Bis 2013 war ausdrücklich Durnwalder schuld, dass eine gute Regelung der DD nicht möglich war. So hat es, wiederholt, Arnold Schuler zu verstehen gegeben. Und nun, wer ist jetzt schuld? Neue Ansätze sind da: der bis jetzt parteiübergreifende Ansatz des Gesetzgebungsausschusses (GGA) und seine Öffnung zum Gespräch mit der Zivilgesellschaft. Deren Wert ist aber allein abhängig vom Ziel und vom Zweck, die damit verfolgt werden. Über Ziel und Zweck kann es jetzt noch kein abschließendes Urteil geben, aber einiges deutet darauf hin, dass sich die Haltung nicht geändert hat. Die klare Ablehnung der beratenden Volksabstimmung über den Vorschlag des GGA und unseren Entwurf spricht eine klare Sprache. Man will sich nicht mehr mit unseren Vorstellungen von einer guten Regelung messen und mit ihnen konfrontiert sein.

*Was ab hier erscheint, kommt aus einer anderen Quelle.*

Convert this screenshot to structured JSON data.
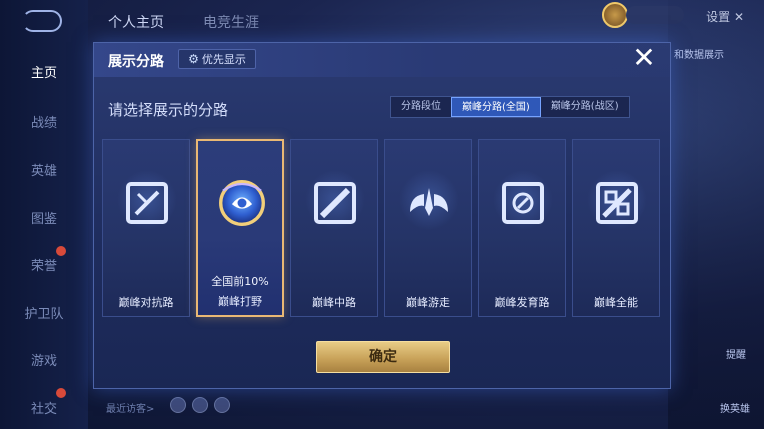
{
  "nav": {
    "items": [
      {
        "label": "主页",
        "active": true
      },
      {
        "label": "战绩",
        "active": false
      },
      {
        "label": "英雄",
        "active": false
      },
      {
        "label": "图鉴",
        "active": false
      },
      {
        "label": "荣誉",
        "active": false
      },
      {
        "label": "护卫队",
        "active": false
      },
      {
        "label": "游戏",
        "active": false
      },
      {
        "label": "社交",
        "active": false
      }
    ]
  },
  "top": {
    "tabs": [
      "个人主页",
      "电竞生涯"
    ],
    "settings_label": "设置",
    "side_text": "和数据展示"
  },
  "bottom": {
    "visitors_label": "最近访客>"
  },
  "right": {
    "caption1": "提醒",
    "caption2": "换英雄"
  },
  "modal": {
    "title": "展示分路",
    "priority_label": "优先显示",
    "close_icon": "close-icon",
    "section_title": "请选择展示的分路",
    "segments": [
      {
        "label": "分路段位",
        "active": false
      },
      {
        "label": "巅峰分路(全国)",
        "active": true
      },
      {
        "label": "巅峰分路(战区)",
        "active": false
      }
    ],
    "cards": [
      {
        "label": "巅峰对抗路",
        "icon": "clash-lane-icon",
        "selected": false,
        "rank": ""
      },
      {
        "label": "巅峰打野",
        "icon": "jungle-emblem-icon",
        "selected": true,
        "rank": "全国前10%"
      },
      {
        "label": "巅峰中路",
        "icon": "mid-lane-icon",
        "selected": false,
        "rank": ""
      },
      {
        "label": "巅峰游走",
        "icon": "roam-wings-icon",
        "selected": false,
        "rank": ""
      },
      {
        "label": "巅峰发育路",
        "icon": "farm-lane-icon",
        "selected": false,
        "rank": ""
      },
      {
        "label": "巅峰全能",
        "icon": "all-round-icon",
        "selected": false,
        "rank": ""
      }
    ],
    "confirm_label": "确定"
  },
  "colors": {
    "accent_gold": "#e9b874",
    "segment_active": "#2f58b8",
    "confirm_button": "#c9a35a"
  }
}
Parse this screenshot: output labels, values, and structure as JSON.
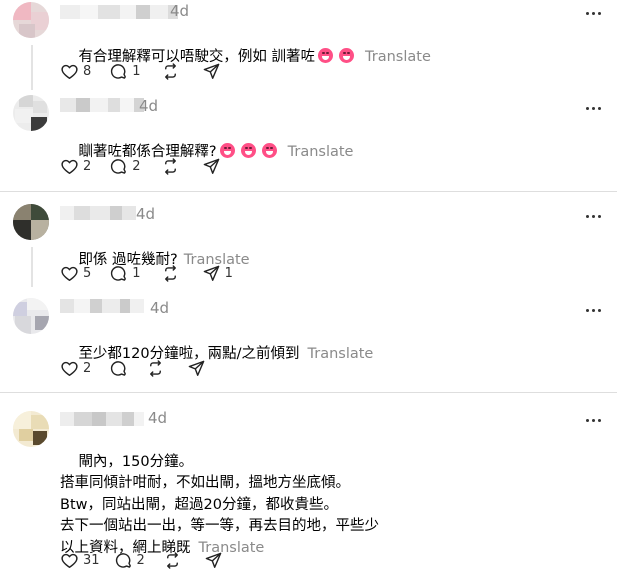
{
  "posts": [
    {
      "time": "4d",
      "text": "有合理解釋可以唔駛交，例如 訓著咗",
      "translate": "Translate",
      "likes": "8",
      "replies": "1",
      "reposts": "",
      "shares": ""
    },
    {
      "time": "4d",
      "text": "瞓著咗都係合理解釋?",
      "translate": "Translate",
      "likes": "2",
      "replies": "2",
      "reposts": "",
      "shares": ""
    },
    {
      "time": "4d",
      "text": "即係 過咗幾耐?",
      "translate": "Translate",
      "likes": "5",
      "replies": "1",
      "reposts": "",
      "shares": "1"
    },
    {
      "time": "4d",
      "text": "至少都120分鐘啦，兩點/之前傾到",
      "translate": "Translate",
      "likes": "2",
      "replies": "",
      "reposts": "",
      "shares": ""
    },
    {
      "time": "4d",
      "text": "閘內，150分鐘。\n搭車同傾計咁耐，不如出閘，搵地方坐底傾。\nBtw，同站出閘，超過20分鐘，都收貴些。\n去下一個站出一出，等一等，再去目的地，平些少\n以上資料，網上睇既",
      "translate": "Translate",
      "likes": "31",
      "replies": "2",
      "reposts": "",
      "shares": ""
    }
  ],
  "icons": {
    "like": "heart-icon",
    "reply": "comment-icon",
    "repost": "repost-icon",
    "share": "send-icon",
    "more": "more-icon",
    "emoji": "laughing-emoji-icon"
  },
  "colors": {
    "muted": "#8a8a8a",
    "divider": "#dedede",
    "emoji": "#ff4f86"
  }
}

Das Ziel ist nicht eine wirklich gute Regelung, sondern weiterhin der Kompromiss innerhalb der SVP.

Der Bevölkerung ist vor den Wahlen eine Erneuerung versprochen worden. Viele haben darauf gehofft, andere haben das gleich schon als Wahlwerbung abgetan. Eine Erneuerung ist schon da, aber es ist nur eine Erneuerung der Methode, mit der das Zustandekommen politischer Entscheidungen präsentiert wird, nicht aber eine Erneuerung in der politischen Ausrichtung. Dafür gibt es wirklich viele Beispiele.

Ich habe keine Erwartungen mehr an diese politische Vertretung und an diese Scheindemokratie (siehe „Und das soll Demokratie sein?“). Wir leben in einer Elitenherrschaft, in einer Oligarchie. Die Hälfte der Bevölkerung hat keine Lust mehr in diesem politischen Spiel mitzuspielen und jene, die bei Wahlen noch mitmachen, tun das mehrheitlich nicht aus Überzeugung, sondern nur um schlimmeres zu vermeiden. Wir stehen am Ende eines politischen Systems, einer unfertigen Demokratie, die wie ein unfertiges Haus schutzlos den widrigsten Einflüssen ausgesetzt ist.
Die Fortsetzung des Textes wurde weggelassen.